Otros testimonios no recogidos en la sentencia señalan que también operaba una
oficina en la calle 106 con 15, al mando de Orlando Benavides, alias Don Álvaro. Lo cierto es que fue una época de múltiples
asesinatos selectivos en Bogotá, varios de ellos reconocidos por el
paramilitarismo.
Por ejemplo,
en mayo de 2001, el crimen del piloto Carlos Nicolás González, quien trabajó
para Carlos Castaño, pero había decidido colaborar con la justicia. El
asesinato del representante a la Cámara Jairo Hernando Rojas, cercano
colaborador del exministro Álvaro Leyva, ocurrido en septiembre de 2001. O los
homicidios de los representantes a la Cámara Octavio Sarmiento y Luis Alfredo
Colmenares, perpetrados en la primera semana de octubre de 2001. Todas estas
acciones encajan en el accionar del bloque Capital.
Aunque la
sentencia del Tribunal de Bogotá no incluye estos casos, sí describe lo que fue
esa época y de qué manera después los bloques Centauros y Capital se
desdoblaron en nuevos frentes en la región circundante a Bogotá, hasta los
departamentos de Meta, Casanare, Tolima y Cundinamarca. Entonces, a la dupla
Miguel Arroyave-Manuel de Jesús Pirabán se sumó un tercer coloso de la guerra:
Daniel Rendón Herrera, alias Don Mario, un hombre clave de Vicente Castaño. Los episodios de violencia
desbordaron las fronteras.
El
asesinato de Miguel Arroyave en septiembre de 2004 generó crisis, peroJorge Pirata, Don Mario, Dairo Úsuga -hermano de Otoniel Úsuga, hoy jefe del clan del Golfo- y
Oliverio Guerrero, alias Cuchillo, se repartieron el poder. En medio de esta transición llegó el proceso
de paz entre el gobierno Uribe y las autodefensas, y entre septiembre de 2005 y
abril de 2006 se desmovilizó el bloque Centauros, incluyendo el bloque Capital.
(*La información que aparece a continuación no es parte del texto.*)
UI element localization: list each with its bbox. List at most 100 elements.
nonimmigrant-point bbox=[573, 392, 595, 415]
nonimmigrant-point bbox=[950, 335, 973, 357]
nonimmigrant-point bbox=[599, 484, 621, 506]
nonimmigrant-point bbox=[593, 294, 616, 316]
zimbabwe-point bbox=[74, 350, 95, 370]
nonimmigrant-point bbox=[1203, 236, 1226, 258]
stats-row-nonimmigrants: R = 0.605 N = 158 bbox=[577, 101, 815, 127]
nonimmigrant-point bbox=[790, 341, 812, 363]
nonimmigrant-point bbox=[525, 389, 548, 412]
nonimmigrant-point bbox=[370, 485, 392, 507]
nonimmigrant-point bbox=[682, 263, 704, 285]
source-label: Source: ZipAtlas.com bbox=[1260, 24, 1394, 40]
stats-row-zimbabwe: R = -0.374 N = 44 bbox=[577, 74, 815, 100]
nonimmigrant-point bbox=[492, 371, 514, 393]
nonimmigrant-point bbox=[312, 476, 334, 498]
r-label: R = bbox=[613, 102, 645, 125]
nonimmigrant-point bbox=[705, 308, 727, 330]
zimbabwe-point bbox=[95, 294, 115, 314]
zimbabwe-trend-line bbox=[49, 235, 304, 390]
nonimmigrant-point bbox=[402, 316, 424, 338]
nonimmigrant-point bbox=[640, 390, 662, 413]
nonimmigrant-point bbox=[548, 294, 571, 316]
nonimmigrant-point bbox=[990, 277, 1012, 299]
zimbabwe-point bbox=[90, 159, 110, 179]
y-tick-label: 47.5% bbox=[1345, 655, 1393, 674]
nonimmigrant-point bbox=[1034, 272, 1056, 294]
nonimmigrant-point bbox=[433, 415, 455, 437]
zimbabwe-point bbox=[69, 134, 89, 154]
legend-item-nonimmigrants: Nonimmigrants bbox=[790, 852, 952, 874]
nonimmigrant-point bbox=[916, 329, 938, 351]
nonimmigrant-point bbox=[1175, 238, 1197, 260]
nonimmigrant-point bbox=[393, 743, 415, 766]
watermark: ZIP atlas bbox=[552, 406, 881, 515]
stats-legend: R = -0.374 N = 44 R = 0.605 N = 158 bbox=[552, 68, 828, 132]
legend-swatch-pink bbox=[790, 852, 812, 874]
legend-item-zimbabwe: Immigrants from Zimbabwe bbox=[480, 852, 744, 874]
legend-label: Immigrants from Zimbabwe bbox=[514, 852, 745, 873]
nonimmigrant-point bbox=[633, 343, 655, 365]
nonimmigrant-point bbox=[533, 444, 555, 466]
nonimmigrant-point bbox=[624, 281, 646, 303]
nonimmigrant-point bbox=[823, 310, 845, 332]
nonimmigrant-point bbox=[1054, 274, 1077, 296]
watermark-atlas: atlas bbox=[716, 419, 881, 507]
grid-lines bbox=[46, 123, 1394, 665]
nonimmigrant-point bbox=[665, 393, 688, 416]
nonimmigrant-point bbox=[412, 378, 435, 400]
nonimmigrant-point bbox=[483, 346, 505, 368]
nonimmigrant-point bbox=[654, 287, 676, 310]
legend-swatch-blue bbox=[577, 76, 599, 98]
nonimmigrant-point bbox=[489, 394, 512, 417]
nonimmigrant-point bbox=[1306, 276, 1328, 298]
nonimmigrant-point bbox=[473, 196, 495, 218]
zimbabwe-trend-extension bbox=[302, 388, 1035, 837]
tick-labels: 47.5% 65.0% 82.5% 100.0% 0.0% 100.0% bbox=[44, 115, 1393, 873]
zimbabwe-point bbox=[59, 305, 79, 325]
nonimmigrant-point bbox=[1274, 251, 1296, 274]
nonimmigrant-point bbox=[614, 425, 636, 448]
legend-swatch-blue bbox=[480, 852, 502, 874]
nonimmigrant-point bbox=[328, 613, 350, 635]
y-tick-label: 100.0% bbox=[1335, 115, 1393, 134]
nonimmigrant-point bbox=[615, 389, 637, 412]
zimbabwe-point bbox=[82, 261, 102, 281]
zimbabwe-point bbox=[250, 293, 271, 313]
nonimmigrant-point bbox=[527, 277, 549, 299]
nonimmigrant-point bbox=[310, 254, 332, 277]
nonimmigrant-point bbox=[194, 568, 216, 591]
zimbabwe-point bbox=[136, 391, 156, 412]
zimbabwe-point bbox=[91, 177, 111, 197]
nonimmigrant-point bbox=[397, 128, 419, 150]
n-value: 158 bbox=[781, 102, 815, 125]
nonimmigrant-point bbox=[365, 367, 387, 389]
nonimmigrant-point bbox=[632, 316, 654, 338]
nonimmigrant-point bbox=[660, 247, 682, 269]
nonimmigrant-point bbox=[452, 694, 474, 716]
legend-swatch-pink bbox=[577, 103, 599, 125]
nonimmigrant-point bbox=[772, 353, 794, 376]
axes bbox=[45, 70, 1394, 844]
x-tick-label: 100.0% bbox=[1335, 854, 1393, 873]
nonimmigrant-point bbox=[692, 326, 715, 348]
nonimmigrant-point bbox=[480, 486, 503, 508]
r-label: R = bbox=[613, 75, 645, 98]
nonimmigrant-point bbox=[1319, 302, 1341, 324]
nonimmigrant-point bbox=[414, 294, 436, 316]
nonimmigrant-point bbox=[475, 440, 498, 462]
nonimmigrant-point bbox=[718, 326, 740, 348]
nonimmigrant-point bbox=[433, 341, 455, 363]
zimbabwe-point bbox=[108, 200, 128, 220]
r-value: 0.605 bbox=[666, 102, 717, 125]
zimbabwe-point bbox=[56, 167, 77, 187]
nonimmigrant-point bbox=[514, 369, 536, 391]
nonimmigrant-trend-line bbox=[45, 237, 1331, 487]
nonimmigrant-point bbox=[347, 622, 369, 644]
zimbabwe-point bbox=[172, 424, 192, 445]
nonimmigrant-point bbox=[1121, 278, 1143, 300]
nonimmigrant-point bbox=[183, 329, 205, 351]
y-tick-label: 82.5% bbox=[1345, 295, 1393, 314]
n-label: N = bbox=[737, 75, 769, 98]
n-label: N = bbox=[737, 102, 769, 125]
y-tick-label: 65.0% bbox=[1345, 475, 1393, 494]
Lo demás es historia reciente de disidencias o confesiones en la polémica Ley
de Justicia y Paz.
Daniel
Rendón desistió del proceso de paz, intentó crear las Autodefensas Gaitanistas
y fue capturado en abril de 2009. Hoy está expulsado de Justicia y Paz. Henry
de Jesús López, alias Mi Sangre, está detenido desde octubre de
2012 en Argentina. Alias Cuchillo fue abatido por la Policía en diciembre de 2010. Jorge Pirata está libre desde el pasado enero. Lo que
queda por ahora es una sentencia para la historia que refiere cómo estos
bloques de guerra, con apoyo de militares, políticos, ganaderos o
narcotraficantes dejaron una secuela de violencia que no puede olvidarse.